Читаем Всего один век. Хроника моей жизни полностью

С точки зрения публичности и тщеславия следует заранее и откровенно признать, что специальность писателя-переводчика — одна из самых неблагодарных профессий в мире. Однако роль всевластного Серого Кардинала, могущего дать жизнь своему Господину Автору или убить его, облагородить или опошлить, оглупить (бывает и так), делает мастера художественного перевода фигурой значимой без всякого пиара, а его работу интересной и достойной.


Чем больше я начинала верить в свои возможности понимать авторов и говорить с ними по-русски, тем сильнее начинала меня тяготить «режиссура» издательских редакторов. Дело в том, что в советских издательствах царил редакторский деспотизм, и порой приходилось сражаться за каждое слово, за свое понимание текста. Редакционные работники должны были ex oficio превосходить переводчиков эрудицией, безупречностью трактовки авторских мыслей и, конечно, политической бдительностью. Николай Михайлович Любимов, один из корифеев русской переводческой школы ХХ века, переведший «Дон Кихота» и «Гаргантюа и Пантагрюэля» Рабле, строго наставлял меня: «Не уступайте диктату литредакторов».

Обычно я так и делала, но однажды, при переиздании в «Радуге» в 80-м году романа «Смерть Артемио Круса», доверила пройтись без своего участия по уже изданному в «Иностранке» тексту своего перевода интеллигентному редактору и жестоко поплатилась за доверчивость. Лариса Иосифовна Борисевич, редактор, верный велениям времени и установкам власти на целомудрие, пересказала все эротические сцены на свой лад, а некоторые мексиканские реалии подменила более близкими ей христианскими понятиями. Например, «святое место» (мексиканский монастырь Керетаро, к которому на коленях ползли паломники) у нее превратилось в «город Иерусалим» (!), и т. п. К последующему переизданию этого романа в 2000 году мне пришлось, кляня свое былое легкомыслие, восстанавливать многочисленные пассажи, избавляясь от редакторских заносов.

Возвращаясь к профессиональному самочувствию писателяпереводчика, хочу добавить, что, помимо удовлетворения собственной работой и смиренного или равнодушного отношения к публичным отзывам, все-таки любой добрый отклик со стороны друзей, коллег и просто читателя, заметившего наш подпольный труд, дает немалый творческий импульс и просто человеческую радость.

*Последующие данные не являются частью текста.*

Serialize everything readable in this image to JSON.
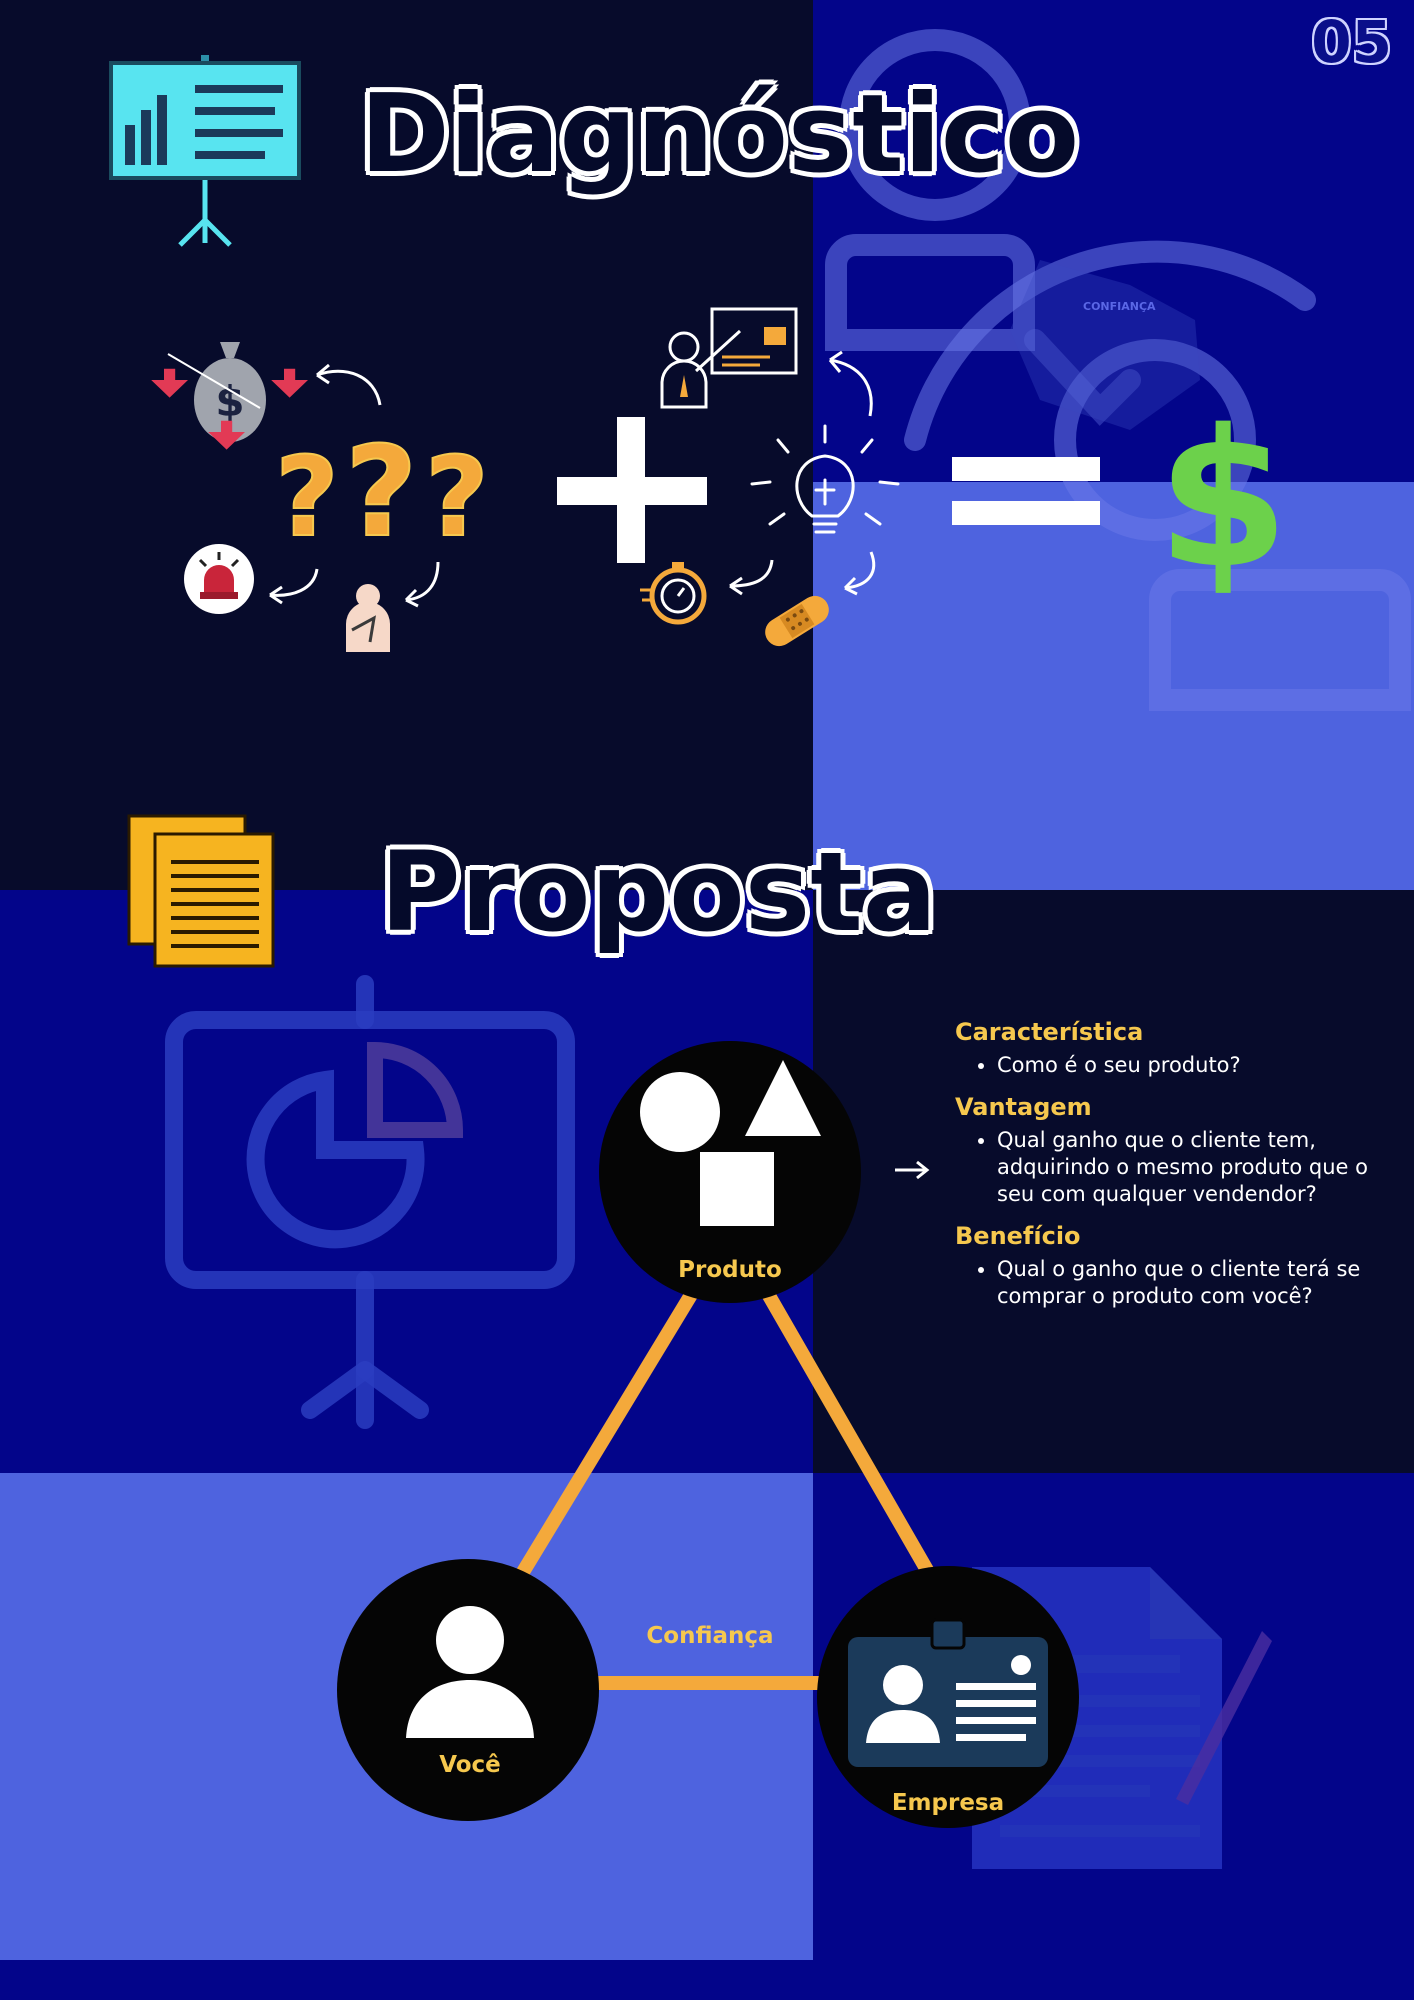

Потому-то, особенно в первые годы моего литературного становления, настоящий момент счастья доставила мне записка мало знакомого мне ученого, историка-латиноамериканиста Альперовича, переданная мне на каком-то собрании в институте Латинской Америки:


Маргарита Ивановна!

От всей души поздравляю Вас с блестящим переводом «Артемио Круса», который я с огромным удовольствием прочитал. Злые языки говорят, что перевод значительно лучше оригинала. Поскольку я не читал оригинала, судить не могу, но если это так, то тем более делает Вам честь. Во всяком случае, Вы сделали большое дело, и я очень рад Вашему успеху.

Мих. Альперович


Еще более значимыми стали для меня слова Николая Михайловича Любимова, который не только считался переводчикомклассиком, но был весьма своеобразным человеком, которого коллеги не только уважали, но и побаивались.

Старый интеллигент — аскетичное лицо, короткие седые волосы, холодные голубые глаза, — он был глубоко верующим христианином, но вполне мог крепким русским словцом послать подальше беспардонного ремесленника, подсовывавшего ему свои переводы с просьбой дать рекомендацию в Союз писателей. Николай Михайлович в 60-е годы работал над переводом романа Пруста «В поисках утраченного времени» и преподавал теорию и практику художественного перевода в том самом Литературном институте, переводческий факультет которого он сам когда-то окончил.

Можно представить мою радость, когда я вдруг получила от Любимова, пролиставшего роман «Смерть Артемио Круса», очень теплое, даже дружеское письмо, хотя мы всего лишь пару раз встречались в «Худлите» и были едва знакомы.